Okay, so down the street I walk, pushing my trolley, carrying several hundred pounds of emergency military rations I found in the now abandoned military compound a few miles from the fortified warehouse in which my encampment is holed up. I pass dozens, maybe hundreds of the dead as I go, but none of them spare me a moment’s attention as they shuffle aimlessly back and forth. I’m invisible to them, or irrelevant, and it’s because of this that I’m sent on supply runs like this. Why I’m sent by myself.

It’s lonely, but I’m doing it for the good of the group back at the Warehouse. I have an opportunity, however briefly, to help them survive a little longer, and I’ll pursue it for as long as I’m able.

I don’t approach the Warehouse from the front, that would draw too much attention to it and nobody wants that. Instead I go around to the back entrance, where an improvised sling and pulley system  has been built and lowered from an open window twenty feet above the ground. I load the supplies onto the sling, bang on the door twice with a fist that moves slower than it did even as early as this morning, and wait.

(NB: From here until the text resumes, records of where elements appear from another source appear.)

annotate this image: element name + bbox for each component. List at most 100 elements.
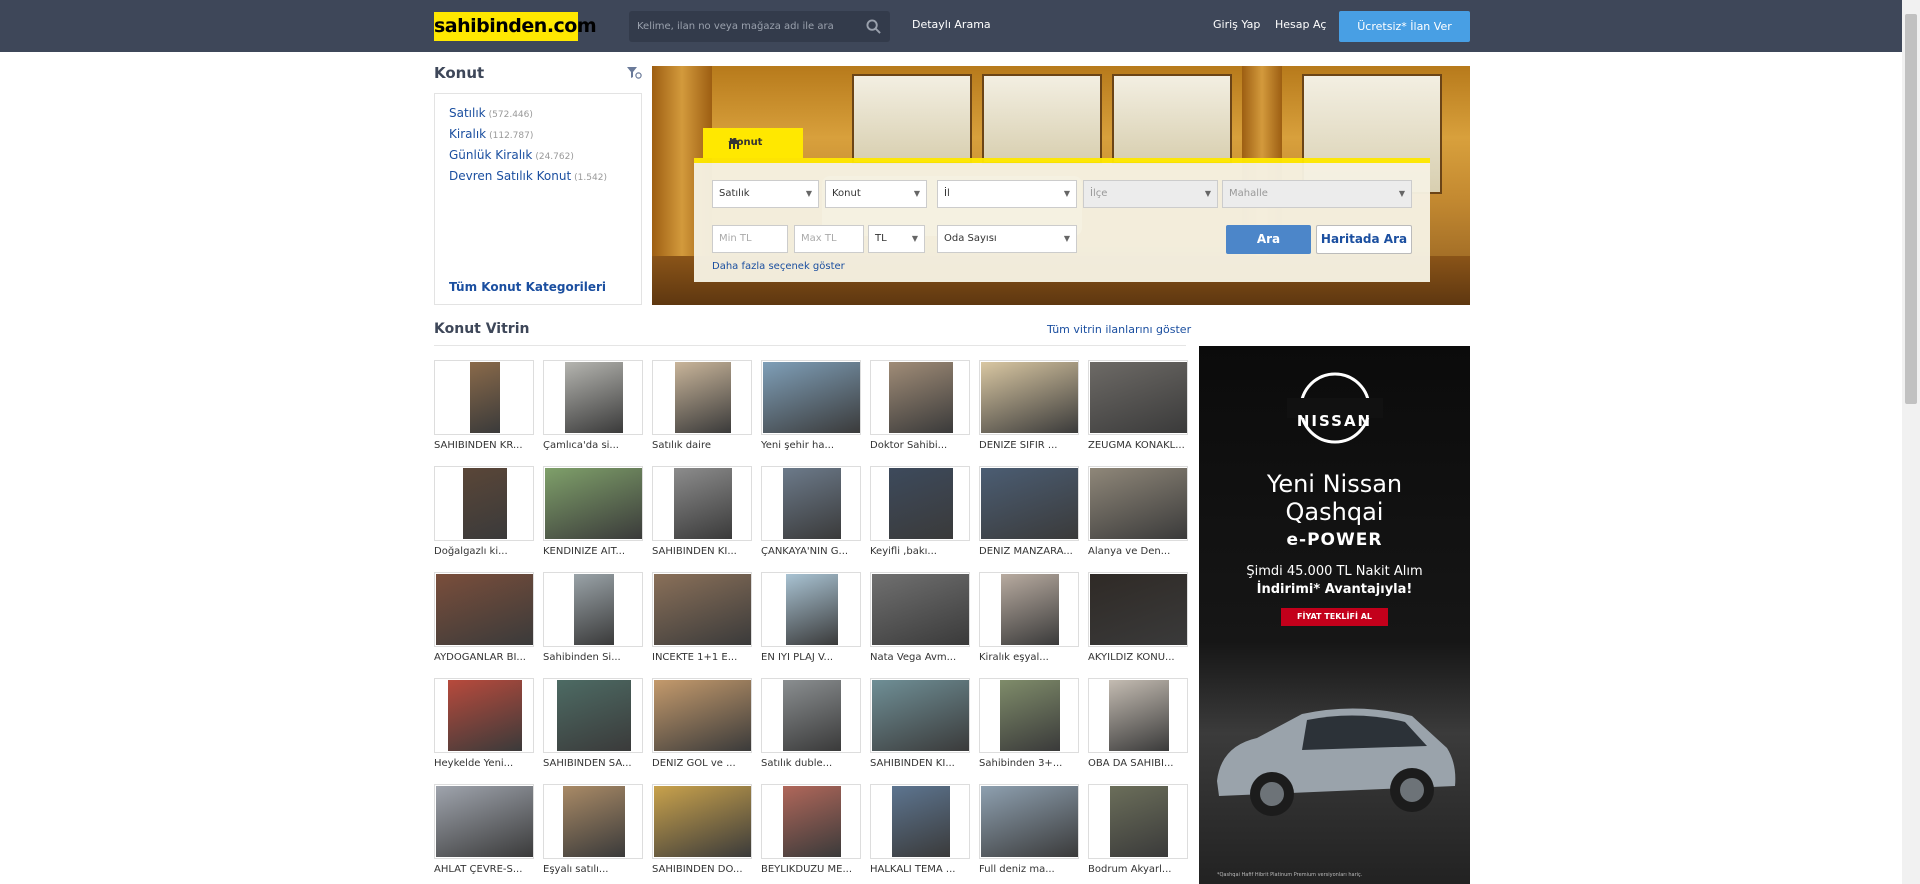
listing-thumbnail[interactable] [434, 678, 534, 753]
listing-thumbnail[interactable] [761, 360, 861, 435]
listing-card[interactable]: AHLAT ÇEVRE-S... [434, 784, 534, 882]
listing-title[interactable]: AHLAT ÇEVRE-S... [434, 864, 534, 875]
listing-thumbnail[interactable] [870, 360, 970, 435]
listing-thumbnail[interactable] [543, 784, 643, 859]
listing-card[interactable]: Nata Vega Avm... [870, 572, 970, 670]
listing-title[interactable]: KENDİNİZE AİT... [543, 546, 643, 557]
listing-title[interactable]: DENİZ GÖL ve ... [652, 758, 752, 769]
listing-card[interactable]: SAHİBİNDEN Kİ... [652, 466, 752, 564]
listing-title[interactable]: SAHİBİNDEN SA... [543, 758, 643, 769]
district-select[interactable]: İlçe ▼ [1083, 180, 1218, 208]
listing-card[interactable]: HALKALI TEMA ... [870, 784, 970, 882]
listing-title[interactable]: Keyifli ,bakı... [870, 546, 970, 557]
type-select[interactable]: Satılık ▼ [712, 180, 819, 208]
listing-card[interactable]: Bodrum Akyarl... [1088, 784, 1188, 882]
listing-thumbnail[interactable] [652, 678, 752, 753]
min-price-input[interactable]: Min TL [712, 225, 788, 253]
listing-title[interactable]: Sahibinden Si... [543, 652, 643, 663]
search-icon[interactable] [866, 19, 881, 34]
listing-thumbnail[interactable] [979, 784, 1079, 859]
listing-card[interactable]: DENİZ MANZARA... [979, 466, 1079, 564]
listing-card[interactable]: OBA DA SAHİBİ... [1088, 678, 1188, 776]
listing-title[interactable]: EN İYİ PLAJ V... [761, 652, 861, 663]
listing-card[interactable]: SAHİBİNDEN SA... [543, 678, 643, 776]
category-select[interactable]: Konut ▼ [825, 180, 927, 208]
listing-card[interactable]: İNCEKTE 1+1 E... [652, 572, 752, 670]
listing-thumbnail[interactable] [434, 360, 534, 435]
listing-card[interactable]: Alanya ve Den... [1088, 466, 1188, 564]
listing-card[interactable]: Kiralık eşyal... [979, 572, 1079, 670]
listing-title[interactable]: Sahibinden 3+... [979, 758, 1079, 769]
listing-card[interactable]: Çamlıca'da si... [543, 360, 643, 458]
listing-title[interactable]: BEYLİKDÜZÜ ME... [761, 864, 861, 875]
search-input[interactable] [637, 11, 857, 42]
listing-title[interactable]: Bodrum Akyarl... [1088, 864, 1188, 875]
listing-title[interactable]: Kiralık eşyal... [979, 652, 1079, 663]
category-item-devren-satilik[interactable]: Devren Satılık Konut (1.542) [449, 169, 607, 183]
listing-thumbnail[interactable] [1088, 360, 1188, 435]
listing-card[interactable]: ÇANKAYA'NIN G... [761, 466, 861, 564]
site-logo[interactable]: sahibinden.com [434, 12, 597, 41]
listing-thumbnail[interactable] [543, 466, 643, 541]
listing-thumbnail[interactable] [979, 572, 1079, 647]
listing-card[interactable]: ZEUGMA KONAKL... [1088, 360, 1188, 458]
listing-title[interactable]: Doktor Sahibi... [870, 440, 970, 451]
listing-thumbnail[interactable] [1088, 466, 1188, 541]
neighborhood-select[interactable]: Mahalle ▼ [1222, 180, 1412, 208]
listing-title[interactable]: SAHİBİNDEN Kİ... [652, 546, 752, 557]
listing-card[interactable]: Doğalgazlı ki... [434, 466, 534, 564]
filter-icon[interactable] [626, 66, 642, 80]
listing-title[interactable]: Satılık duble... [761, 758, 861, 769]
listing-title[interactable]: Alanya ve Den... [1088, 546, 1188, 557]
listing-card[interactable]: Satılık daire [652, 360, 752, 458]
listing-card[interactable]: SAHİBİNDEN KR... [434, 360, 534, 458]
listing-thumbnail[interactable] [1088, 678, 1188, 753]
listing-title[interactable]: Çamlıca'da si... [543, 440, 643, 451]
listing-thumbnail[interactable] [1088, 784, 1188, 859]
listing-thumbnail[interactable] [761, 784, 861, 859]
listing-title[interactable]: Heykelde Yeni... [434, 758, 534, 769]
tab-konut[interactable]: Konut [703, 128, 803, 158]
ad-cta-button[interactable]: FİYAT TEKLİFİ AL [1281, 608, 1388, 626]
listing-title[interactable]: SAHİBİNDEN DO... [652, 864, 752, 875]
listing-card[interactable]: Sahibinden 3+... [979, 678, 1079, 776]
listing-title[interactable]: Satılık daire [652, 440, 752, 451]
listing-thumbnail[interactable] [652, 360, 752, 435]
listing-title[interactable]: Eşyalı satılı... [543, 864, 643, 875]
listing-thumbnail[interactable] [979, 360, 1079, 435]
listing-thumbnail[interactable] [979, 678, 1079, 753]
listing-card[interactable]: AYDOĞANLAR Bİ... [434, 572, 534, 670]
vertical-scrollbar[interactable] [1902, 0, 1920, 884]
listing-thumbnail[interactable] [543, 360, 643, 435]
max-price-input[interactable]: Max TL [794, 225, 864, 253]
more-options-link[interactable]: Daha fazla seçenek göster [712, 261, 845, 272]
listing-thumbnail[interactable] [652, 466, 752, 541]
category-item-gunluk-kiralik[interactable]: Günlük Kiralık (24.762) [449, 148, 574, 162]
listing-card[interactable]: Eşyalı satılı... [543, 784, 643, 882]
listing-card[interactable]: EN İYİ PLAJ V... [761, 572, 861, 670]
listing-thumbnail[interactable] [761, 678, 861, 753]
category-item-satilik[interactable]: Satılık (572.446) [449, 106, 533, 120]
showcase-show-all-link[interactable]: Tüm vitrin ilanlarını göster [1047, 323, 1191, 336]
listing-thumbnail[interactable] [434, 784, 534, 859]
listing-title[interactable]: OBA DA SAHİBİ... [1088, 758, 1188, 769]
category-item-kiralik[interactable]: Kiralık (112.787) [449, 127, 533, 141]
listing-thumbnail[interactable] [434, 466, 534, 541]
listing-title[interactable]: AYDOĞANLAR Bİ... [434, 652, 534, 663]
listing-card[interactable]: DENİZ GÖL ve ... [652, 678, 752, 776]
listing-thumbnail[interactable] [652, 784, 752, 859]
listing-card[interactable]: SAHİBİNDEN Kİ... [870, 678, 970, 776]
listing-thumbnail[interactable] [870, 572, 970, 647]
listing-title[interactable]: Doğalgazlı ki... [434, 546, 534, 557]
rooms-select[interactable]: Oda Sayısı ▼ [937, 225, 1077, 253]
listing-card[interactable]: Satılık duble... [761, 678, 861, 776]
listing-card[interactable]: Doktor Sahibi... [870, 360, 970, 458]
listing-title[interactable]: İNCEKTE 1+1 E... [652, 652, 752, 663]
listing-title[interactable]: ÇANKAYA'NIN G... [761, 546, 861, 557]
listing-title[interactable]: DENİZ MANZARA... [979, 546, 1079, 557]
listing-card[interactable]: Heykelde Yeni... [434, 678, 534, 776]
listing-card[interactable]: BEYLİKDÜZÜ ME... [761, 784, 861, 882]
listing-card[interactable]: Sahibinden Si... [543, 572, 643, 670]
listing-card[interactable]: KENDİNİZE AİT... [543, 466, 643, 564]
advertisement-banner[interactable]: NISSAN Yeni Nissan Qashqai e-POWER Şimdi… [1199, 346, 1470, 884]
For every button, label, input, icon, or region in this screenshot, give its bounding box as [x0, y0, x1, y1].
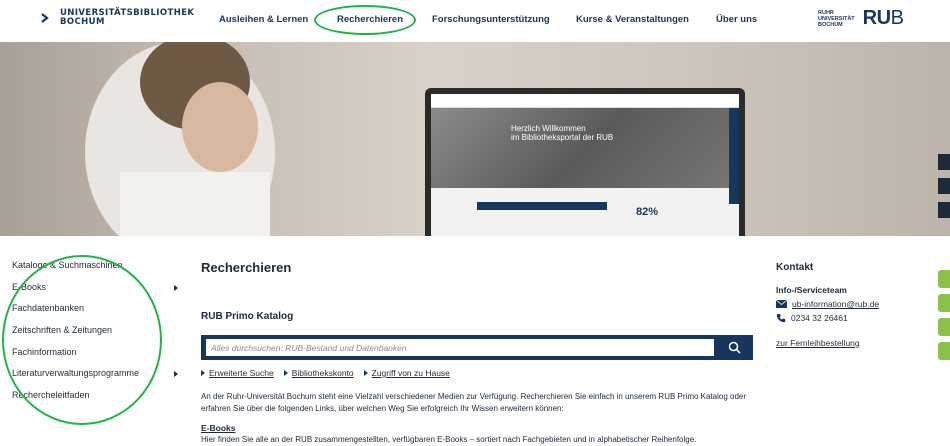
link-item: Zugriff von zu Hause [363, 368, 450, 378]
rub-big-ru: RU [862, 7, 891, 29]
ebooks-text: Hier finden Sie alle an der RUB zusammen… [201, 435, 697, 444]
screen-percentage: 82% [636, 206, 659, 218]
nav-ueber-uns[interactable]: Über uns [716, 14, 757, 25]
person-image [85, 42, 275, 236]
site-header: UNIVERSITÄTSBIBLIOTHEK BOCHUM Ausleihen … [0, 0, 950, 42]
triangle-right-icon [201, 370, 205, 376]
catalog-title: RUB Primo Katalog [201, 311, 294, 322]
annotation-oval-sidebar [2, 255, 162, 425]
rub-logo-big: RUB [863, 7, 904, 30]
advanced-search-link[interactable]: Erweiterte Suche [209, 368, 274, 378]
triangle-right-icon [283, 370, 288, 376]
rub-logo[interactable]: RUHR UNIVERSITÄT BOCHUM RUB [818, 7, 904, 30]
link-item: Erweiterte Suche [201, 368, 274, 378]
arrow-right-icon [174, 284, 178, 291]
nav-forschung[interactable]: Forschungsunterstützung [432, 14, 550, 25]
social-strip [938, 270, 950, 366]
screen-side-bar [729, 108, 739, 204]
side-tab[interactable] [938, 178, 950, 194]
share-icon[interactable] [938, 318, 950, 336]
contact-title: Kontakt [776, 262, 814, 273]
monitor-image: Herzlich Willkommen im Bibliotheksportal… [425, 88, 745, 236]
rss-icon[interactable] [938, 270, 950, 288]
main-nav: Ausleihen & Lernen Recherchieren Forschu… [0, 14, 950, 30]
triangle-right-icon [363, 370, 368, 376]
rub-big-b: B [890, 7, 904, 29]
email-link[interactable]: ub-information@rub.de [792, 299, 879, 309]
rub-logo-small: RUHR UNIVERSITÄT BOCHUM [818, 10, 855, 28]
library-account-link[interactable]: Bibliothekskonto [292, 368, 354, 378]
screen-title-2: im Bibliotheksportal der RUB [511, 133, 614, 142]
arrow-right-icon [174, 371, 178, 378]
side-tab[interactable] [938, 154, 950, 170]
ebooks-heading[interactable]: E-Books [201, 423, 235, 433]
social-icon[interactable] [938, 342, 950, 360]
nav-kurse[interactable]: Kurse & Veranstaltungen [576, 14, 689, 25]
rub-small-3: BOCHUM [818, 21, 843, 28]
phone-number: 0234 32 26461 [791, 313, 848, 323]
facebook-icon[interactable] [938, 294, 950, 312]
search-button[interactable] [721, 339, 747, 356]
monitor-screen: Herzlich Willkommen im Bibliotheksportal… [431, 94, 739, 236]
contact-email-row: ub-information@rub.de [776, 299, 879, 309]
catalog-links: Erweiterte Suche Bibliothekskonto Zugrif… [201, 368, 450, 378]
screen-header-bar [431, 94, 739, 108]
mail-icon [776, 300, 787, 308]
hero-image: Herzlich Willkommen im Bibliotheksportal… [0, 42, 950, 236]
hero-side-tabs [938, 154, 950, 226]
nav-ausleihen[interactable]: Ausleihen & Lernen [219, 14, 308, 25]
page-title: Recherchieren [201, 260, 292, 275]
search-icon [728, 341, 741, 354]
screen-title-1: Herzlich Willkommen [511, 124, 586, 133]
contact-team: Info-/Serviceteam [776, 285, 847, 295]
rub-small-2: UNIVERSITÄT [818, 15, 855, 22]
screen-welcome: Herzlich Willkommen im Bibliotheksportal… [511, 124, 613, 142]
screen-search-bar [477, 202, 607, 210]
link-item: Bibliothekskonto [283, 368, 354, 378]
side-tab[interactable] [938, 202, 950, 218]
screen-banner [431, 108, 739, 188]
remote-access-link[interactable]: Zugriff von zu Hause [372, 368, 450, 378]
phone-icon [776, 314, 786, 323]
contact-phone-row: 0234 32 26461 [776, 313, 848, 323]
annotation-oval-nav [314, 5, 416, 35]
catalog-search-bar [201, 335, 753, 360]
search-input[interactable] [206, 339, 714, 356]
intro-text: An der Ruhr-Universität Bochum steht ein… [201, 392, 747, 413]
interlibrary-loan-link[interactable]: zur Fernleihbestellung [776, 338, 860, 348]
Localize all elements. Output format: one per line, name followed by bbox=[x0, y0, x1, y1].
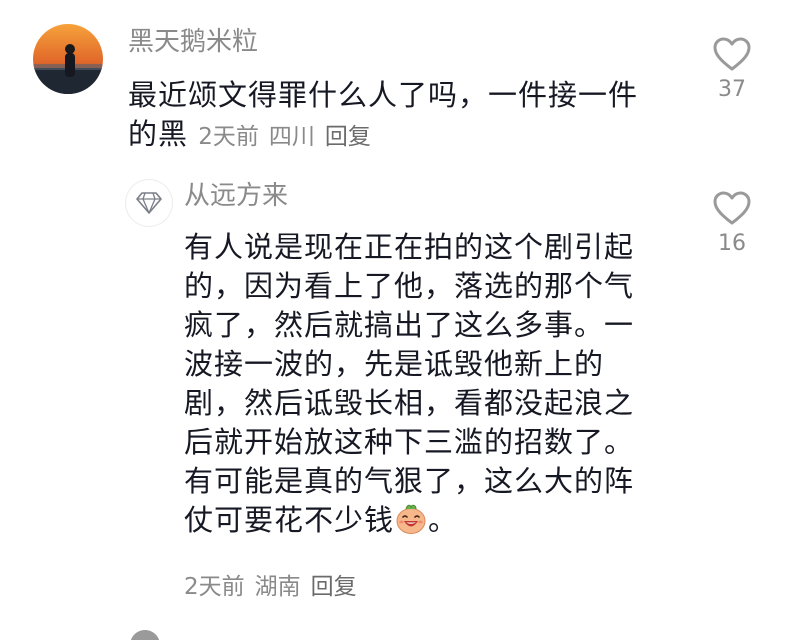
comment-line: 仗可要花不少钱 bbox=[184, 503, 395, 537]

I don’t know how long I wait.

Time doesn’t occupy my mind in the same way it used to. I know it should, but it doesn’t.

Eventually, a man whose name I no longer remember pokes his head out the window and, seeing me, signals to somebody back inside. The sling begins to rise into the air toward the Warehouse’s window, bringing the treasures I’ve found to the people who need them most.

I realize, as it rises, that I can’t remember specifically how the pulley system works. I think I might have designed it, I ought to know how it works, but I can’t focus enough to recall...

“Thank you, Alec,” the stranger above me calls down once the supplies are unloaded, “I hope you understand how much what you’re doing means to us, we wouldn’t have a hope in hell of survival if it wasn’t for you.”

I try to form words, but all that comes out is a moan. Yesterday I formed words. Not many, and it was uncomfortably difficult, but a few. I wish I could form words, I have so much I want to say.

I want to tell them to keep her safe. She’s beautiful and bright, and she’s only six. She can’t take care of herself. I want to tell them to bring her to the window, so I can tell her daddy loves her. I want to tell her she’s my whole world, and that I’d do anything, will continue doing everything I can, to keep her safe and fed and breathing.

It’s probably for the best that I can no longer speak. I wouldn’t really want them to bring her to the window. I don’t want her to see me like this.

I do wish I could remember her name, though…

So I moan, then turn, trolley in tow, and start making my way back through the alley and around to the front of the warehouse. I think I can make it back to the military compound for one more load before the rest of what I once referred to as my “self” slips away. I hope I can. It’s too important not to.

I hope I can remember where the compound is.

I hope I can remember how to tell the difference between the boxes of supplies, and get the ones that might be of some use.

I hope that by the time I return I’m not so far gone that I forget to go around back.

And they say things nowadays are hopeless?

I shuffle out into the street, still moaning, and the dead moan a greeting back at me. It would be so easy to lose myself in what’s happened to me in the days since I was bitten and join them.

So easy.

So tempting.

But I can’t.

Not yet.

I still have work to do.

1 comment:

  1. That is what parenthood will do for you - help you rise above zombie hood :) - I felt the end coming and thought you did a great job building up to it.